A friend of mine showed up from Italy (he doesn't read blogs, I'm safe enough). This guy studies fashion...like "studies" it. It's a little difficult being around people like that. Inevitably you feel like yanking the corner of your frayed tee shirt. I almost did, until i remembered, I've known this guy for ages, and scribbled chaddi dost on a nice Gucci shirt of his once! He knows I'm beyond hope. Then again i remembered, i fancied myself to be some sort of fashionable person. But the frayed tee shirt killed that particular pleasant thought.

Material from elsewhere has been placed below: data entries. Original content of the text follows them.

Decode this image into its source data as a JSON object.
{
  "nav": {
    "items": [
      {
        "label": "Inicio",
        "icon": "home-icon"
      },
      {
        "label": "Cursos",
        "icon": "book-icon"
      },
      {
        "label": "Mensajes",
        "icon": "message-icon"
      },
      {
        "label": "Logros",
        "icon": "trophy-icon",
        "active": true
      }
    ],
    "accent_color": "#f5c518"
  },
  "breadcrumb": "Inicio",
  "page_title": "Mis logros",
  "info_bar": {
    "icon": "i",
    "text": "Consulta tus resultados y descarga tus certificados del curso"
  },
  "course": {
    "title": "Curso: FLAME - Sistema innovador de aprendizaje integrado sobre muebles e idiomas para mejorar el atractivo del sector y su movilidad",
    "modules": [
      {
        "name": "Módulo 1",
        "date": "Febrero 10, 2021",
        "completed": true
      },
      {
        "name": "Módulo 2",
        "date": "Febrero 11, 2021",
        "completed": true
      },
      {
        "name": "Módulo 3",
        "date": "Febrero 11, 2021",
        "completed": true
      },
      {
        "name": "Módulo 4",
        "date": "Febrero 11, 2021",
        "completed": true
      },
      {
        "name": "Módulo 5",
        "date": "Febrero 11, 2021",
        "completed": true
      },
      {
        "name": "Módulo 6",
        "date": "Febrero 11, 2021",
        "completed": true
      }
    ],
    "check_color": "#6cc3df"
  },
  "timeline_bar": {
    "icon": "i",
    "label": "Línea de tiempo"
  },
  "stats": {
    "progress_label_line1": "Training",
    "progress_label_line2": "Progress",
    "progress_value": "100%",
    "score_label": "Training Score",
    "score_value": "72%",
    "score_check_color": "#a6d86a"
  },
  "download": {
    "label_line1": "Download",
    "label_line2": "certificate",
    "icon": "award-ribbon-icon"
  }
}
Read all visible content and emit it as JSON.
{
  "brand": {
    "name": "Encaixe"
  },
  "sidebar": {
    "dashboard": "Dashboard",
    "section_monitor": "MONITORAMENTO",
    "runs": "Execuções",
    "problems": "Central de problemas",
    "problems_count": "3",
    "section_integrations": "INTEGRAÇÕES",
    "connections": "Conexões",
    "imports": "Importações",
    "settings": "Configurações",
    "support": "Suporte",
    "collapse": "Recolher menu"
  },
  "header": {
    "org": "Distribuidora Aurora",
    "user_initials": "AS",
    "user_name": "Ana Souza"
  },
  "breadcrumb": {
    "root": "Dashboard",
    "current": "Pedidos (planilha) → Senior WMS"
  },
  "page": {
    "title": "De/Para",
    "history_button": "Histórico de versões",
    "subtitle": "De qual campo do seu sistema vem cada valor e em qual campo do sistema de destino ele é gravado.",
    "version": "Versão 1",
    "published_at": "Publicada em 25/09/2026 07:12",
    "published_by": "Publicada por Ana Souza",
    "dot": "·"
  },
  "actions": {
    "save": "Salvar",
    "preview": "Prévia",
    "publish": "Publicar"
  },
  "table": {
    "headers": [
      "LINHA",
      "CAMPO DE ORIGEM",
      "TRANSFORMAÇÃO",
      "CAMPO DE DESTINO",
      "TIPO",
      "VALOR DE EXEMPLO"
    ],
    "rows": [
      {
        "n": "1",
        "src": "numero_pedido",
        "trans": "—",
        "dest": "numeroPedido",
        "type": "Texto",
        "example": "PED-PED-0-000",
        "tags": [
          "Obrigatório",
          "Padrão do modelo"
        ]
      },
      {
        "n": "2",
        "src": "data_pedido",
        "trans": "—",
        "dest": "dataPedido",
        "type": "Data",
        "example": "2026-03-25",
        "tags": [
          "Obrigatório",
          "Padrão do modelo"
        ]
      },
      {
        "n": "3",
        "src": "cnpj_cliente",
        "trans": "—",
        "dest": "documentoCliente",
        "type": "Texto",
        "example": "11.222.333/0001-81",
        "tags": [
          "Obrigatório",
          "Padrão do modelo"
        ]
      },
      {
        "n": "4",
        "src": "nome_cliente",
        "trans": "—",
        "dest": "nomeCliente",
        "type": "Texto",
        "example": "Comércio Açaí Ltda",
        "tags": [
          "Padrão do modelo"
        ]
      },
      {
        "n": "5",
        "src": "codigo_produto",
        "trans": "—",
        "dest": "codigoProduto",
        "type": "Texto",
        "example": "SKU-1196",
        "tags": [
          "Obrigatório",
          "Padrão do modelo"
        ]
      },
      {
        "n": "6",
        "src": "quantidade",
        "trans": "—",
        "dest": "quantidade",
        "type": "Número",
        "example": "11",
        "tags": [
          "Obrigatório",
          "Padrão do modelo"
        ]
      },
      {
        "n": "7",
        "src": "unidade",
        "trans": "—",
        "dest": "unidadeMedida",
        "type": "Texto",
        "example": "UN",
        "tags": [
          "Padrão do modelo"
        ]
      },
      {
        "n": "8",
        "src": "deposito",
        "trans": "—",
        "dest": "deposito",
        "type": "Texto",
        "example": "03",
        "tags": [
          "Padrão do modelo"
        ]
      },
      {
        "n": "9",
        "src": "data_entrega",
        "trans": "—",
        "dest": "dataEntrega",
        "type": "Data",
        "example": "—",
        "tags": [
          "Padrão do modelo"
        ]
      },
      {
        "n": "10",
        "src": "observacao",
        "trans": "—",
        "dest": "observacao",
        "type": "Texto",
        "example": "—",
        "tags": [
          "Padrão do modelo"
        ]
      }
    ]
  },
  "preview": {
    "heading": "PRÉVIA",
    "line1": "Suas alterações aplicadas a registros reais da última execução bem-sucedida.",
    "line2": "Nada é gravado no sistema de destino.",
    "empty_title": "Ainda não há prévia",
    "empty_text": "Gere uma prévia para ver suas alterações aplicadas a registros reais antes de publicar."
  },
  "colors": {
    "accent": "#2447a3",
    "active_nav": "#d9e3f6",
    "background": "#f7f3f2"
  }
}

So, ya, i met this friend for coffee, and I'm dressed in post-meeting pinks. Post-meeting Pinks, are the feminine equivalent of fatigues, they are salwar kameezes that give you credibility, plus they are pink, so they evilly play on your psyche! One has to dress carefully now it seems. At a recent seminar on the future of advertising, we were rudely informed that advertising professionals will not be treated with respect unless they dress to demand it. Apparently our "pony tails" draw more attention than our ideas. And pony tails, poor things, are the wrongest thing to do. Thankfully, I'm a woman so i get by, but the rest of advertising mankind, must get back to school and dress with care....cause here appearance is everything.
Anyway, i digressed a bit too much( this is a passionate subject)! So, my fashionista friend rudely informed me that i looked sidey. My heart fell, reached my toes i think. Surely i couldn't be blamed for choosing such a boring profession as advertising? Here, work wear is over kill and tee shirts are frowned down upon (by The People Who Matter). So i swallowed my pride and told him with over large eyes, that i didn't care, work was more important. A snigger made it's presence felt in the large empty emptiness of book-filled Brio. It didn't help that a table nearby had this skinny woman in skinny jeans discussing fashion and skinniness. (Hate her) So i looked away and pretended to intellectually read a book. More sniggers. Finally, the verdict. "You look goth". Images of architecture and illuminated manuscripts filled my head. More sorrow. My over large eyes were threatening to prove treacherous! Then, i was informed that goth is apparently this whole fashion "thing" very close to grunge! Oh, stupid me. Anyway, just when i was beginning to thank my kaajal for saving the day, i was informed once more that goth is apparently three seasons old.
I've stopped trying since. My jhola bag and chappals will never impress Louis Vuitton. And i don't really care. (Not meeting him too soon).